The International Security Expo provides a unique platform for the entire security industry to come together to source products and share experience. Philip Ingram looks at the current threat landscape and why the International Security Expo is the perfect place to find the solutions and skills to combat them

As a car tore into barriers outside the Palace of Westminster having knocked over several cyclists beforehand, the country held its breath. Was this that start of another terror campaign like the one that tore across Europe and the UK in 2016–2017? Many cities across the globe were left reeling from a wave of extremism targeting people going about their normal lives and enjoying themselves and the often crudeness of the weaponry used belied the sophistication of many of the attacks.

How do we keep our iconic buildings accessible and safe? A question to ask the Deputy Head of Security Operations in the Parliamentary Security Department at the Houses of Parliament, Fay Tennet, who is speaking at this year’s Olympia based International Security Expo held on 28-29 November.

2018 has been successful for the security services with a number of attacks being stopped, but the UK Counter Terror Police continue to remind everyone that they have approximately 600 active investigations going on with over 3,000 people of immediate concern and another 20,000 on their radar. Many, if not most, of these investigations will be occurring in our cities and many of the subjects of those investigations are likely to be targeting our cities.

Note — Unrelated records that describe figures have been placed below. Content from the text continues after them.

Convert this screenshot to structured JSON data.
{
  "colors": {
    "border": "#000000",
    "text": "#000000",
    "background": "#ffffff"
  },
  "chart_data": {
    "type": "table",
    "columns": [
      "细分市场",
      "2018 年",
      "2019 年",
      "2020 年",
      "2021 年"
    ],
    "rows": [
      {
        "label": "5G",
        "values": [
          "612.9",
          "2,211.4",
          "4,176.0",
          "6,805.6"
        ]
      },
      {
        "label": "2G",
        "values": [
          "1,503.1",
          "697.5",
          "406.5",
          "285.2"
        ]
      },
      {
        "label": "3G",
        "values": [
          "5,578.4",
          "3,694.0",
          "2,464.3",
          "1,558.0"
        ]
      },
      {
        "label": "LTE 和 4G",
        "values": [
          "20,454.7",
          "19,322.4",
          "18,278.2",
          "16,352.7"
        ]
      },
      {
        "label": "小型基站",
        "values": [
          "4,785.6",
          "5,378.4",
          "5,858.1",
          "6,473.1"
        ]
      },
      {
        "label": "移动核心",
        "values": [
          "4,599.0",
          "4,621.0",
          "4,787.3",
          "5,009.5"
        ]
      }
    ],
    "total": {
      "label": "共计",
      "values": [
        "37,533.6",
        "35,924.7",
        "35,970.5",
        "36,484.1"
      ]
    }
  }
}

However, 2018 will already be remembered for a new type of attack, with the first use of a deadly, military grade nerve agent on the streets of the small sleepy English city, Salisbury. The nerve agent Novichok was used in an assassination attempt on a Russian former intelligence officer, Sergi Skripal and his daughter Yulia, in March.

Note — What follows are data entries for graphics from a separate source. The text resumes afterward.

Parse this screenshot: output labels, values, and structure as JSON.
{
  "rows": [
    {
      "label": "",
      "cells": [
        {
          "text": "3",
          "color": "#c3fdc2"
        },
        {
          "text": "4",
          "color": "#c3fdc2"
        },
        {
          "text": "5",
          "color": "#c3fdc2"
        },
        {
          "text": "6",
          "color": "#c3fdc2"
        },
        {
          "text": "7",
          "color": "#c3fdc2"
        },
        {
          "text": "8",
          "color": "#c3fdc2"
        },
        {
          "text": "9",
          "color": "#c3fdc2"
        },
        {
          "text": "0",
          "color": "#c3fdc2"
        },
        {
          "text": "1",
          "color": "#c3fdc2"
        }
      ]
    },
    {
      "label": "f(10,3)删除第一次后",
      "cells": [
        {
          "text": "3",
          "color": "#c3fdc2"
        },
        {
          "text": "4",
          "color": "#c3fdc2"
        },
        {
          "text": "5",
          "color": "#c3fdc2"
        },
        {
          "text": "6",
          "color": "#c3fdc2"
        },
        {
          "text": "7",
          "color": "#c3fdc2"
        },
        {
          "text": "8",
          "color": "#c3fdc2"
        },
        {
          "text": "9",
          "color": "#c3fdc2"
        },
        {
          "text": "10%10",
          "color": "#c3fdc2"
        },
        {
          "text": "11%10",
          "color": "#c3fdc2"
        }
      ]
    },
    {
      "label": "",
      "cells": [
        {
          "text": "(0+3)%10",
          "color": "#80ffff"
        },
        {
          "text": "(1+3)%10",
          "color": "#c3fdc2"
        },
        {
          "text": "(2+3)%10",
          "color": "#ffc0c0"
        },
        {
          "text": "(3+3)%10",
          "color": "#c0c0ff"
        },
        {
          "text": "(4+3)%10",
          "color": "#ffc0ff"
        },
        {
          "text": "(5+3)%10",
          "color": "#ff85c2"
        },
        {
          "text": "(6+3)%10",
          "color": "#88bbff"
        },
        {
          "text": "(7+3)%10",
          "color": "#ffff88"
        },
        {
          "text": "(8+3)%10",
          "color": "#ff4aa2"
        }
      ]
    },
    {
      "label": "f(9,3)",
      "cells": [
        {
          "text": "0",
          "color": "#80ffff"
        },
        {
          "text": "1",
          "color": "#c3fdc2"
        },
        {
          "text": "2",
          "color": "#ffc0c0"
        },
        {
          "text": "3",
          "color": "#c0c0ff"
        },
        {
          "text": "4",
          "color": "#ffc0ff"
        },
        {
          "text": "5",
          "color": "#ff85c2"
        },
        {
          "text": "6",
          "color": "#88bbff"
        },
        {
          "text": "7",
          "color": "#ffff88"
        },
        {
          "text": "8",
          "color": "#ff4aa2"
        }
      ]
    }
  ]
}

This incident, that could be from the pages of a John Le Carrie novel but is now a vehicle for greater public-private security cooperation with many of the 1,200 police officers drafted in to secure contaminated sites, being replaced by security guards. The impact it has had on Salisbury is great but the impact such an incident would have on the streets of London, Manchester, Birmingham, Glasgow or Belfast is unthinkable. Safer Cities is a leading conference as part of this year’s International Security Expo.

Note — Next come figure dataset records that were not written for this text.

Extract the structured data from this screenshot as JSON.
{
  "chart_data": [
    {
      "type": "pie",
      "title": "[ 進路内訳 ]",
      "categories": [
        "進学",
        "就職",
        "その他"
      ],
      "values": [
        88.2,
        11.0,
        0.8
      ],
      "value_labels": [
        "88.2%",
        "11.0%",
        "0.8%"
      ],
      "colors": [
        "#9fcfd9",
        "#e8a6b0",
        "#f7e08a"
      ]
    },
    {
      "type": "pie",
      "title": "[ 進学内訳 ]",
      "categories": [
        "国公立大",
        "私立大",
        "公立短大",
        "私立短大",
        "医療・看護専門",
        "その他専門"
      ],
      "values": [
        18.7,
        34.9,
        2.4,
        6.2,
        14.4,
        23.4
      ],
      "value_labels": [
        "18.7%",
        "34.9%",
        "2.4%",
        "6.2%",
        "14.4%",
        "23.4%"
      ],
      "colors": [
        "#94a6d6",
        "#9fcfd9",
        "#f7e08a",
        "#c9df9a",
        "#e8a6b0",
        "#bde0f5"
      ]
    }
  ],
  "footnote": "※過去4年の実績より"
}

We have also seen an explosive drone attack on the Venezuelan President and recently the EU Counterterrorism co-ordinator, Gilles de Kerchove, told a conference at the Royal United Services Institute that terrorist groups such as al-Qaeda and ISIS would soon turn to constructing biological weapons and possibly use drones to spread such infections. This year we have seen arrests in Germany linked to a plot to use the biotoxin Ricin in a terror attack. Its purity and quantity shocked the German security agencies.

At the same time, ISIS and Al Qaeda terror videos and propaganda are advocating the use of drones against crowded places. During the FIFA World Cup in Russia an ISIS propaganda video was released in which the terrorist group said that they would attack with drone bombs - thank goodness they didn’t. The recipe and design for chemical weapons and chemical dispersion devices is freely available in the extremist circles according to Aimen Dean, a former MI6 spy inside Al Qaeda in his book ‘Nine Lives.’ Drones will be a central theme to this year’s International Security Expo.

Aviation Security is examined closely and central to this conference will be Tom Willis, the head of Security from Heathrow Airport.